MRI and MRSI alone had sensitivity, specificity, positive and negative predictive values and diagnostic accuracy in the detection of prostate cancer equal to 85%, 75%; 53%, 89%; 65%, 88%; 77%, 74%; and 69%, 79%, respectively. These values were 70%, 89%, 88%, 74% and 79% when MRI and MRSI were combined.
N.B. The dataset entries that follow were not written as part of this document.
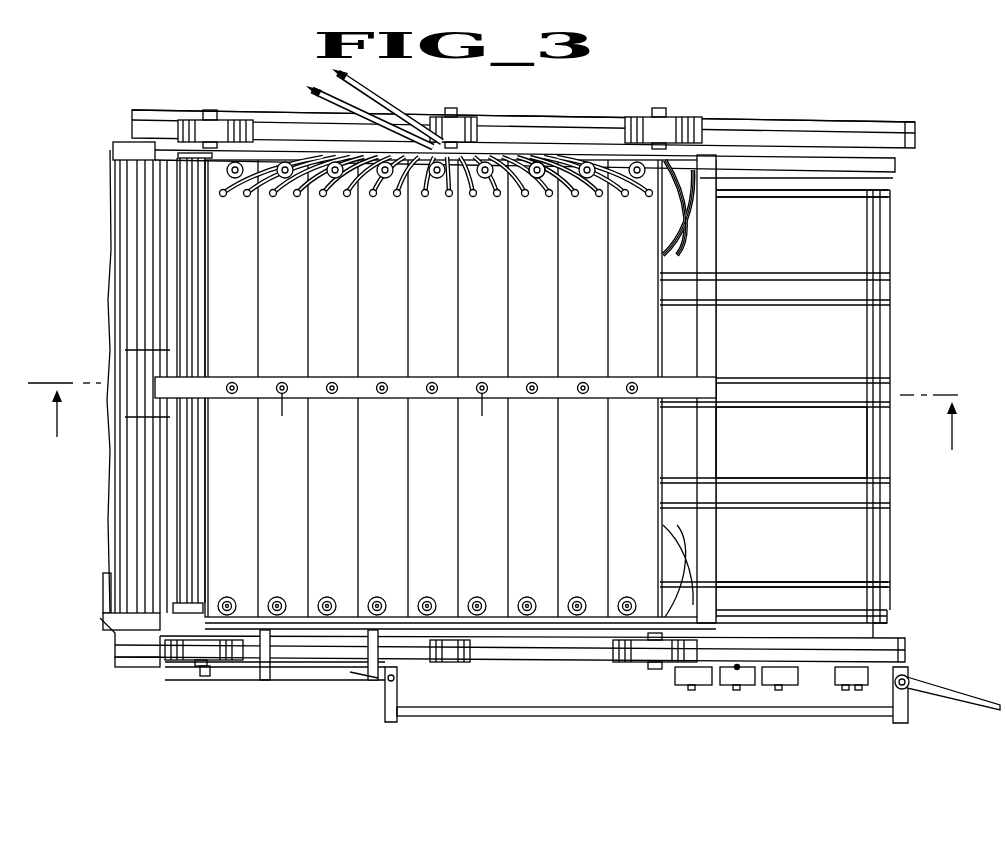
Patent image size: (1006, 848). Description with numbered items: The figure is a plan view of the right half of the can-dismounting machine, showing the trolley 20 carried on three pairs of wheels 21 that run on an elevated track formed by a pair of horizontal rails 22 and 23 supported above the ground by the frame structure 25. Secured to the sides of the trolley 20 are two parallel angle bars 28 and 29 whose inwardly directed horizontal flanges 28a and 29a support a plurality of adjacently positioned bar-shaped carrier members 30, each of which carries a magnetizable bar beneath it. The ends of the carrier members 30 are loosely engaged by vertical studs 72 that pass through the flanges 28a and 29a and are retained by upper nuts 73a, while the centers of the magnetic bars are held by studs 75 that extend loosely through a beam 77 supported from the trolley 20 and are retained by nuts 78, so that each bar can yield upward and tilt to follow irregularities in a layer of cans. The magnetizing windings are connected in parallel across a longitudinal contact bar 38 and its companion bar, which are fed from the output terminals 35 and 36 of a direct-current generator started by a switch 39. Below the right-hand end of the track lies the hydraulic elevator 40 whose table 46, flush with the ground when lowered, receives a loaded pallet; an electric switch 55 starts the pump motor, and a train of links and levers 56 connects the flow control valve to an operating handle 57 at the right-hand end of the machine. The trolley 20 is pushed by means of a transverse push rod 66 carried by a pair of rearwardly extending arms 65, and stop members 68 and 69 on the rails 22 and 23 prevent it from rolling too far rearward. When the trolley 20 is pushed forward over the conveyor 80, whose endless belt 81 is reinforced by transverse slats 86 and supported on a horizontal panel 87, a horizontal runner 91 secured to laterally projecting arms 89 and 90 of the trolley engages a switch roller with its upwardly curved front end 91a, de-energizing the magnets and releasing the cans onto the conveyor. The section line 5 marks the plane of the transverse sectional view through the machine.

The section line 5- 5 is at (494, 404).
The trolley 20 is at (640, 337).
The wheels 21 is at (223, 128).
The rail 22 is at (292, 128).
The rail 23 is at (118, 650).
The frame structure 25 is at (912, 160).
The angle bar 28 is at (680, 175).
The horizontal flange 28a is at (690, 195).
The angle bar 29 is at (677, 625).
The horizontal flange 29a is at (678, 608).
The carrier member 30 is at (332, 298).
The output terminal 35 is at (393, 115).
The output terminal 36 is at (377, 98).
The contact bar 38 is at (558, 180).
The switch 39 is at (783, 682).
The hydraulic elevator 40 is at (845, 340).
The table 46 is at (810, 452).
The electric switch 55 is at (737, 672).
The train of links and levers 56 is at (645, 710).
The operating handle 57 is at (962, 698).
The arms 65 is at (818, 198).
The push rod 66 is at (870, 500).
The stop member 68 is at (918, 137).
The stop member 69 is at (905, 648).
The vertical stud 72 is at (250, 176).
The nut 73a is at (522, 600).
The stud 75 is at (332, 393).
The beam 77 is at (450, 392).
The nut 78 is at (432, 393).
The conveyor 80 is at (140, 472).
The endless belt 81 is at (114, 170).
The transverse slats 86 is at (188, 224).
The horizontal panel 87 is at (115, 297).
The arm 89 is at (265, 660).
The arm 90 is at (372, 668).
The horizontal runner 91 is at (360, 682).
The upwardly curved front end 91a is at (203, 676).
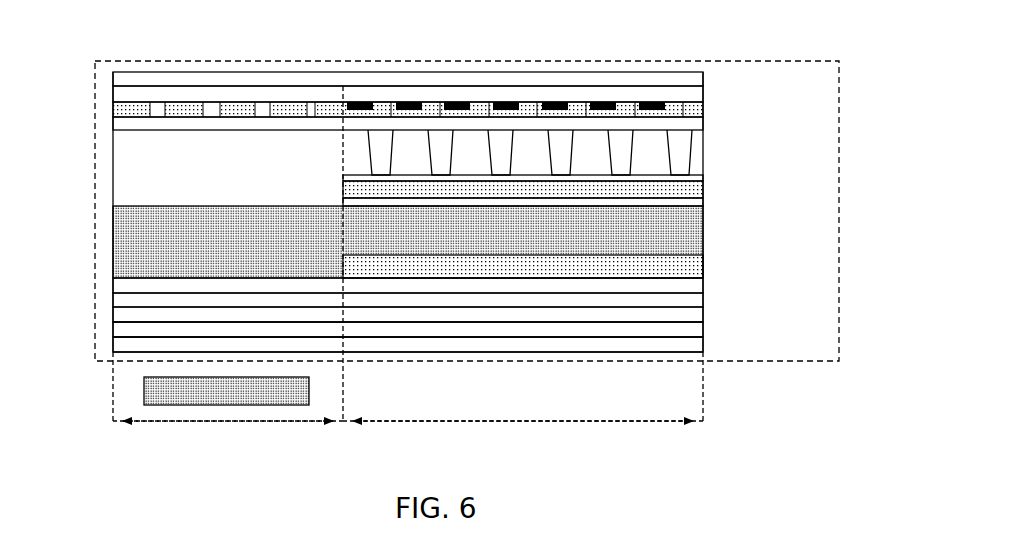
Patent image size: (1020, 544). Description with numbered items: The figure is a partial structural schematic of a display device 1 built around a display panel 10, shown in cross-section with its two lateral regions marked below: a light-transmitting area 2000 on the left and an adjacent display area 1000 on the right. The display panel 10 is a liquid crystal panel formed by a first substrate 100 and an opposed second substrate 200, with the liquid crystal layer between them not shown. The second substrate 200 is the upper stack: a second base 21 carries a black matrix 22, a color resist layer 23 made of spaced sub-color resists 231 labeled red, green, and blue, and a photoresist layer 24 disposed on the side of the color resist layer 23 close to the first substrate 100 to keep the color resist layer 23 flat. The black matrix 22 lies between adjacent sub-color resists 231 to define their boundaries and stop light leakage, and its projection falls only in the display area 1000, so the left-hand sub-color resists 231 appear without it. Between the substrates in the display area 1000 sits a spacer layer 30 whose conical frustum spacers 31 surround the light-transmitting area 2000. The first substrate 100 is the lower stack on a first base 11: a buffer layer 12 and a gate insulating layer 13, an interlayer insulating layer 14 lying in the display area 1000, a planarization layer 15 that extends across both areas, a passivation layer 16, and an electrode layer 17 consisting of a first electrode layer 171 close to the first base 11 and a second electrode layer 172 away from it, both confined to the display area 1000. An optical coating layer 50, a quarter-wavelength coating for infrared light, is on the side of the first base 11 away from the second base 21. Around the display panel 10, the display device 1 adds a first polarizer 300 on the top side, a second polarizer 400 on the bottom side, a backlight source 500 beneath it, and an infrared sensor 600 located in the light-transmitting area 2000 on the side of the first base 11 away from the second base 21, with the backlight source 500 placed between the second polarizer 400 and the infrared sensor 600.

The display device 1 is at (92, 35).
The display panel 10 is at (842, 331).
The first polarizer 300 is at (113, 76).
The second substrate 200 is at (478, 88).
The second base 21 is at (703, 92).
The black matrix 22 is at (652, 103).
The color resist layer 23 is at (453, 111).
The sub-color resist 231 is at (703, 108).
The photoresist layer 24 is at (703, 124).
The spacer layer 30 is at (581, 152).
The spacer 31 is at (692, 150).
The first substrate 100 is at (476, 248).
The electrode layer 17 is at (569, 192).
The second electrode layer 172 is at (703, 177).
The first electrode layer 171 is at (703, 203).
The passivation layer 16 is at (703, 190).
The planarization layer 15 is at (703, 234).
The interlayer insulating layer 14 is at (703, 267).
The gate insulating layer 13 is at (703, 285).
The buffer layer 12 is at (703, 300).
The first base 11 is at (437, 317).
The optical coating layer 50 is at (703, 330).
The second polarizer 400 is at (113, 331).
The backlight source 500 is at (113, 343).
The infrared sensor 600 is at (144, 389).
The light-transmitting area 2000 is at (228, 390).
The display area 1000 is at (523, 390).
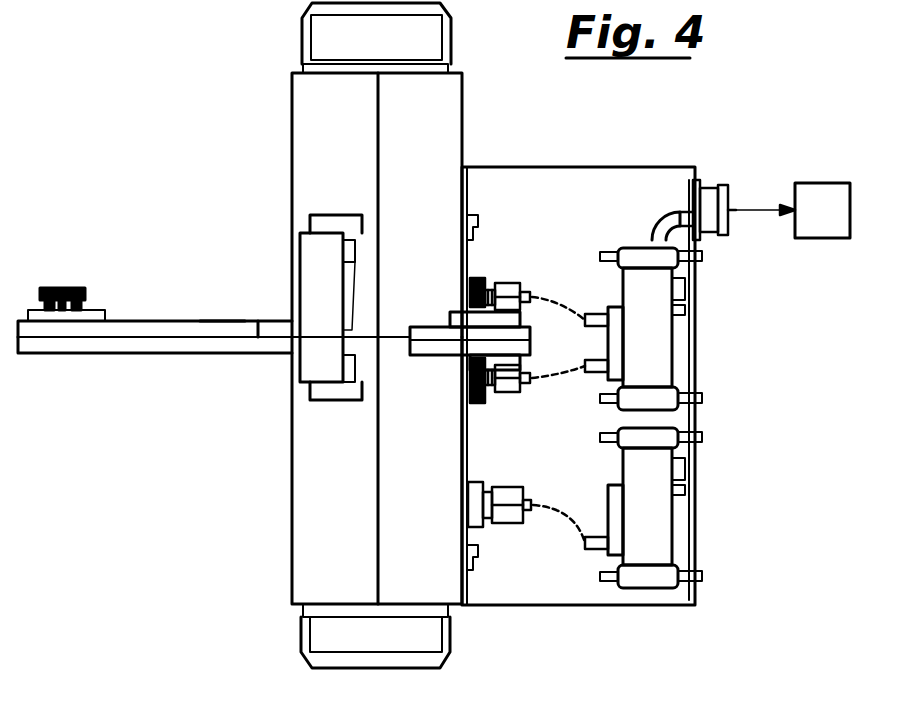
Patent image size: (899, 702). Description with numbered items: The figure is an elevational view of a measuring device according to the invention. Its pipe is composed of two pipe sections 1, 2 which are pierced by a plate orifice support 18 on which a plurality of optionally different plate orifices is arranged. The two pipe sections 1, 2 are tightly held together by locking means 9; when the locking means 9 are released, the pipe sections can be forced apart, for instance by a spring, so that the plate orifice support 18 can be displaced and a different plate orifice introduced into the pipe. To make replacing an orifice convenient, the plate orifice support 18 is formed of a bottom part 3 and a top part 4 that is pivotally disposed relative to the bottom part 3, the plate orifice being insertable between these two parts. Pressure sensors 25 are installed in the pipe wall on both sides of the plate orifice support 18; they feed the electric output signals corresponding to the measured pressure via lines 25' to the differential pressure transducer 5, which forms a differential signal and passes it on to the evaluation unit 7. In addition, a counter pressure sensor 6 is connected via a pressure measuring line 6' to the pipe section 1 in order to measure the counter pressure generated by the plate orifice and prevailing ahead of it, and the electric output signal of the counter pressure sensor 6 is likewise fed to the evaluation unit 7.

The pipe section 1 is at (322, 456).
The pipe section 2 is at (318, 128).
The bottom part 3 is at (118, 347).
The top part 4 is at (137, 325).
The differential pressure transducer 5 is at (652, 343).
The counter pressure sensor 6 is at (688, 508).
The pressure measuring line 6' is at (538, 503).
The evaluation unit 7 is at (833, 227).
The locking means 9 is at (323, 352).
The plate orifice support 18 is at (222, 318).
The pressure sensor 25 is at (518, 337).
The lines 25' is at (570, 337).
Site-by-site analysis of MRI and MRSI findings and biopsy results yielded no significant correlation.
The combination of MRSI and MRI provides a significantly higher specificity in the detection of tumours as compared with MRI alone and can be recommended as a problem-solving modality before biopsy in patients with high PSA levels and suspicious TRUS.
本研究旨在前瞻性地评估质子磁共振波谱成像(MRSI)在前列腺癌检测和定位中的诊断能力,并与组织病理学结果进行比较。
对39例前列腺特异性抗原(PSA)水平大于4 ng/ml且经直肠超声(TRUS)检查有可疑发现的患者进行了磁共振成像(MRI)和MRSI检查。所有患者均在30天内根据前列腺分为八个象限进行了TRUS引导下的十芯活检。所有研究均由一名专业放射科医生解读,该医生将MRI上的感兴趣区域报告为正常、可疑或模棱两可。在MRSI检查中,如果胆碱加肌酸与枸橼酸盐的比值超过正常外周带平均值两个标准差(SD),则癌症定义为可能;如果该比值超过正常值三个SD,则定义为确定。MRI和MRSI结果与从各个活检部位获得的结果在空间上相关。
单独的MRI和MRSI在前列腺癌检测中的敏感性、特异性、阳性和阴性预测值以及诊断准确性分别为85%、75%;53%、89%;65%、88%;77%、74%;以及69%、79%。当MRI和MRSI联合使用时,这些值分别为70%、89%、88%、74%和79%。对MRI和MRSI结果与活检结果进行逐点分析,未发现显著相关性。
与单独的MRI相比,MRSI和MRI联合使用在肿瘤检测中具有显著更高的特异性,对于PSA水平高且TRUS检查可疑的患者,可推荐作为活检前的问题解决方式。